Crítica| Power Rangers

Power Rangers transmite nostalgia e nos da lição de como laço de amizade pode nos transformar.

Um dos filmes mais esperados do ano, Power Rangers, chega aos cinemas nesta quinta-feira, 23, e já nos deixa com receio se o que veremos nas telonas será o suficiente em relação a adaptação dos desenhos que fizeram parte da nossa infância. Mas pode ficar tranquilo, caro nerd. O filme consegue surpreender ao decorrer das 2h05 de duração que mistura um pouco de humor, ação e tensão.

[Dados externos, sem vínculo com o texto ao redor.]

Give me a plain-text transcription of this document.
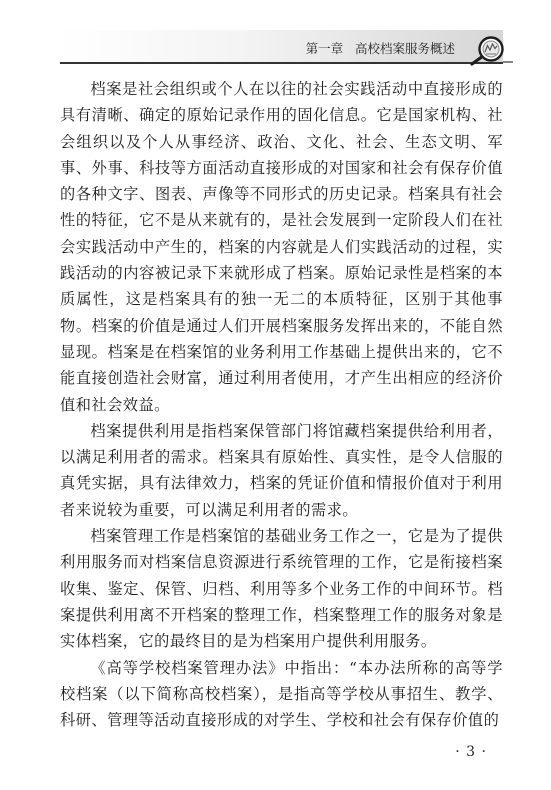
第一章   高校档案服务概述

档案是社会组织或个人在以往的社会实践活动中直接形成的具有清晰、确定的原始记录作用的固化信息。它是国家机构、社会组织以及个人从事经济、政治、文化、社会、生态文明、军事、外事、科技等方面活动直接形成的对国家和社会有保存价值的各种文字、图表、声像等不同形式的历史记录。档案具有社会性的特征，它不是从来就有的，是社会发展到一定阶段人们在社会实践活动中产生的，档案的内容就是人们实践活动的过程，实践活动的内容被记录下来就形成了档案。原始记录性是档案的本质属性，这是档案具有的独一无二的本质特征，区别于其他事物。档案的价值是通过人们开展档案服务发挥出来的，不能自然显现。档案是在档案馆的业务利用工作基础上提供出来的，它不能直接创造社会财富，通过利用者使用，才产生出相应的经济价值和社会效益。

档案提供利用是指档案保管部门将馆藏档案提供给利用者，以满足利用者的需求。档案具有原始性、真实性，是令人信服的真凭实据，具有法律效力，档案的凭证价值和情报价值对于利用者来说较为重要，可以满足利用者的需求。

档案管理工作是档案馆的基础业务工作之一，它是为了提供利用服务而对档案信息资源进行系统管理的工作，它是衔接档案收集、鉴定、保管、归档、利用等多个业务工作的中间环节。档案提供利用离不开档案的整理工作，档案整理工作的服务对象是实体档案，它的最终目的是为档案用户提供利用服务。

《高等学校档案管理办法》中指出：“本办法所称的高等学校档案（以下简称高校档案），是指高等学校从事招生、教学、科研、管理等活动直接形成的对学生、学校和社会有保存价值的

· 3 ·
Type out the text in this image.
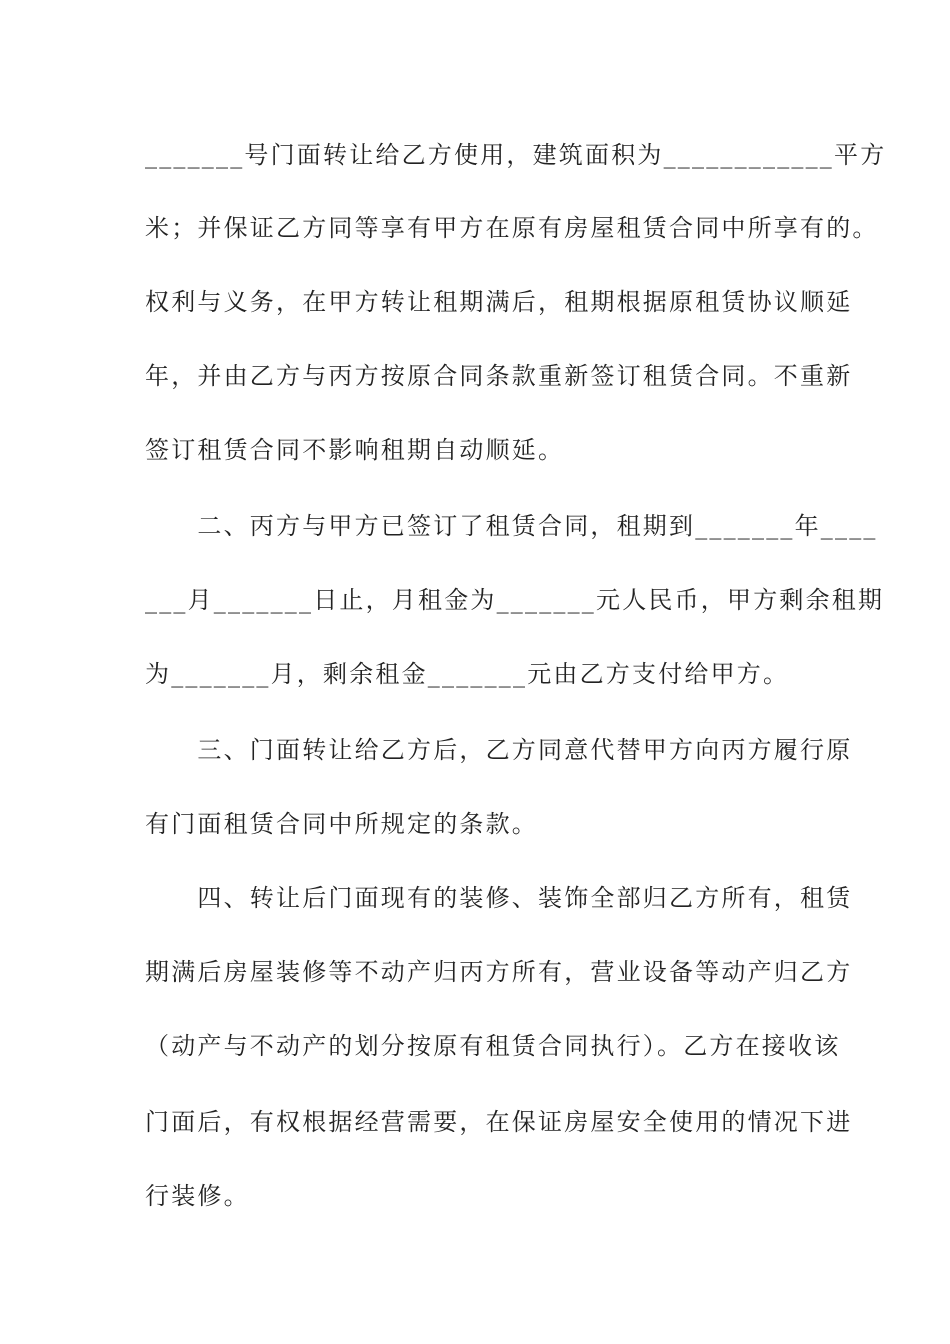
_______号门面转让给乙方使用，建筑面积为____________平方
米；并保证乙方同等享有甲方在原有房屋租赁合同中所享有的。
权利与义务，在甲方转让租期满后，租期根据原租赁协议顺延
年，并由乙方与丙方按原合同条款重新签订租赁合同。不重新
签订租赁合同不影响租期自动顺延。
　　二、丙方与甲方已签订了租赁合同，租期到_______年____
___月_______日止，月租金为_______元人民币，甲方剩余租期
为_______月，剩余租金_______元由乙方支付给甲方。
　　三、门面转让给乙方后，乙方同意代替甲方向丙方履行原
有门面租赁合同中所规定的条款。
　　四、转让后门面现有的装修、装饰全部归乙方所有，租赁
期满后房屋装修等不动产归丙方所有，营业设备等动产归乙方
（动产与不动产的划分按原有租赁合同执行）。乙方在接收该
门面后，有权根据经营需要，在保证房屋安全使用的情况下进
行装修。
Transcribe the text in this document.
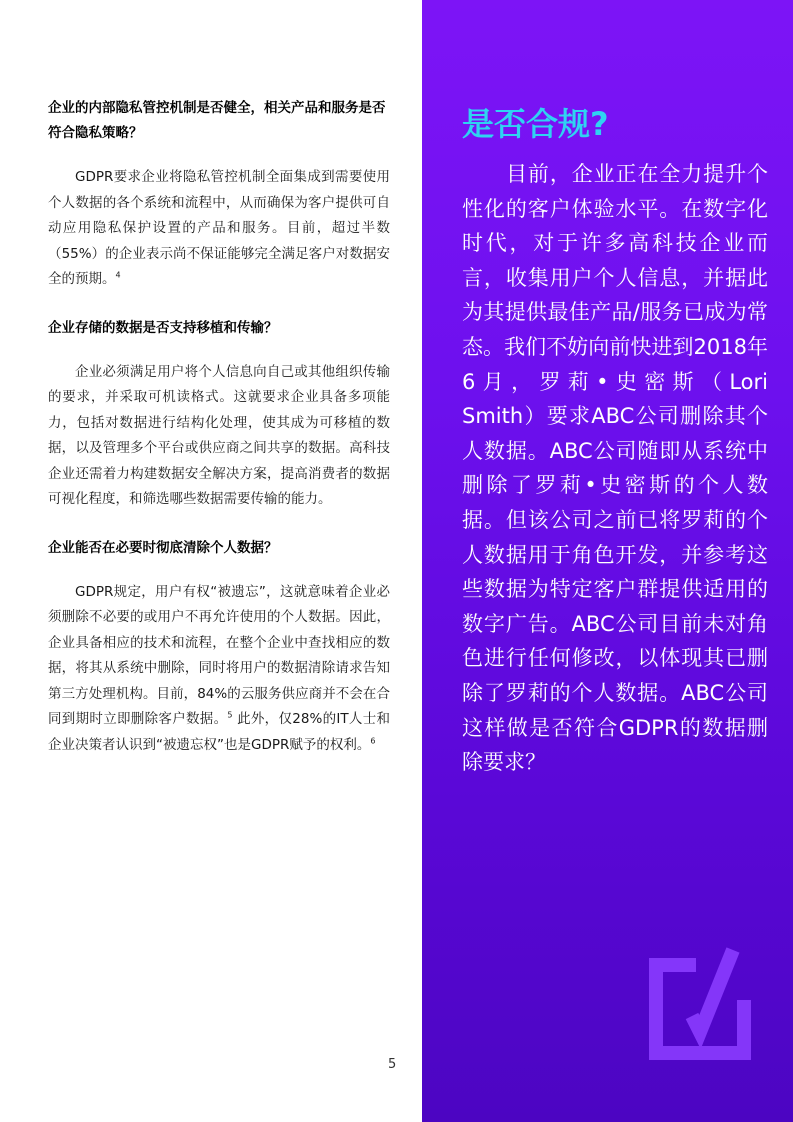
企业的内部隐私管控机制是否健全，相关产品和服务是否符合隐私策略？

GDPR要求企业将隐私管控机制全面集成到需要使用个人数据的各个系统和流程中，从而确保为客户提供可自动应用隐私保护设置的产品和服务。目前，超过半数（55%）的企业表示尚不保证能够完全满足客户对数据安全的预期。$^4$

企业存储的数据是否支持移植和传输？

企业必须满足用户将个人信息向自己或其他组织传输的要求，并采取可机读格式。这就要求企业具备多项能力，包括对数据进行结构化处理，使其成为可移植的数据，以及管理多个平台或供应商之间共享的数据。高科技企业还需着力构建数据安全解决方案，提高消费者的数据可视化程度，和筛选哪些数据需要传输的能力。

企业能否在必要时彻底清除个人数据？

GDPR规定，用户有权“被遗忘”，这就意味着企业必须删除不必要的或用户不再允许使用的个人数据。因此，企业具备相应的技术和流程，在整个企业中查找相应的数据，将其从系统中删除，同时将用户的数据清除请求告知第三方处理机构。目前，84%的云服务供应商并不会在合同到期时立即删除客户数据。$^5$ 此外，仅28%的IT人士和企业决策者认识到“被遗忘权”也是GDPR赋予的权利。$^6$

5
是否合规?

目前，企业正在全力提升个性化的客户体验水平。在数字化时代，对于许多高科技企业而言，收集用户个人信息，并据此为其提供最佳产品/服务已成为常态。我们不妨向前快进到2018年6月，罗莉•史密斯（Lori Smith）要求ABC公司删除其个人数据。ABC公司随即从系统中删除了罗莉•史密斯的个人数据。但该公司之前已将罗莉的个人数据用于角色开发，并参考这些数据为特定客户群提供适用的数字广告。ABC公司目前未对角色进行任何修改，以体现其已删除了罗莉的个人数据。ABC公司这样做是否符合GDPR的数据删除要求？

Para começar, temos o foco na vida de cada um dos personagens centrais: Kimberly, Jason, Zack, Trini e Billy. Cada um dos jovens, possui um problema diferente. Jason era um jogador de futebol americano que se complicou com a polícia ao aprontar com os amigos. Kimberly está passando por momentos difíceis após uma confusão causada a uma das suas amigas. Zack passa seu dia cuidando de sua mãe. Trini está tentando se aceitar e se encaixar em uma nova escola por conta de sua homossexualidade. E por fim, não menos importante, Billy tem que encarar o fortão da turma. Todos estudam na mesma sala, não são amigos, mas algo une os 5 jovens para o resto de suas vidas.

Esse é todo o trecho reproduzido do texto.